Recently, Sucuri security companies have noticed that hackers have hidden malicious code in the digital information of the image and then hosted on Google’s servers for remote calls.
This method is mainly used to avoid the probability of hackers using their servers to be discovered, that is, to improve the time when malicious code and scripts survive.
Google doesn’t have a security mechanism to detect whether a picture has malicious code, so if the researchers find that the estimated malicious code survives longer.
The security company is tracking down a malicious script trying to steal the account password of the PayPal security tokens, and it can also accept the attacker’s remote control.
However, after careful inspection, the researchers did not find the remote server of the hacker. The original script was to read picture information hidden on the Google server.
The hacker hard-codes the data and puts it in the image.

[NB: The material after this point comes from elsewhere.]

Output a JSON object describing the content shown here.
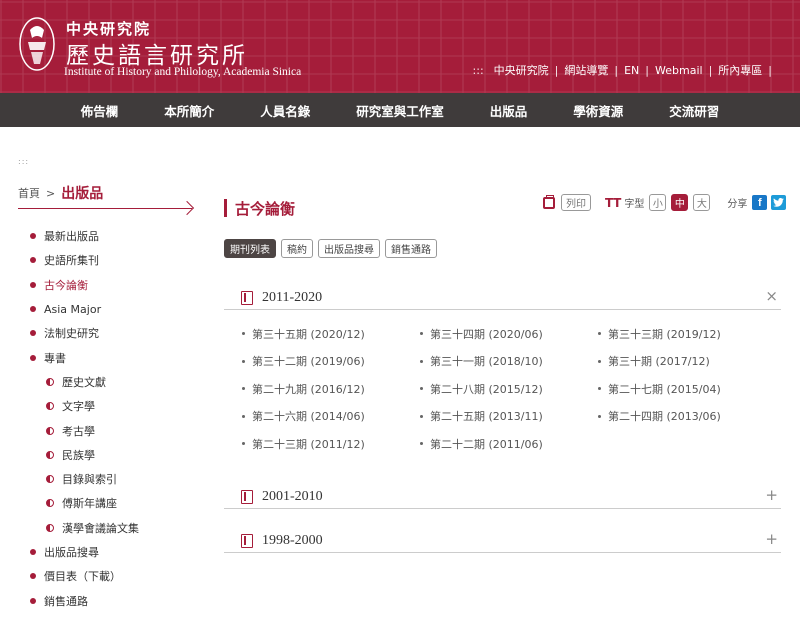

After the researcher’s decoding, the script can upload pre-set malicious code and files.
If you successfully attack the website and get the account and password of the PayPal user account, the relevant information will be automatically sent to the hacker’s receiving mailbox by email.
Researchers say that using images to hide malicious code in the past few years is not new, but most anti-virus software does not scan the security of images.
Therefore, a hacker can upload a picture carrying the malicious code to a public server for a long time to accept the download. After all, the probability of being detected is quite low.
It is easy to detect an exception if it is downloaded via a traditional remote server, and a malicious script will not intercept the request to the Google domain.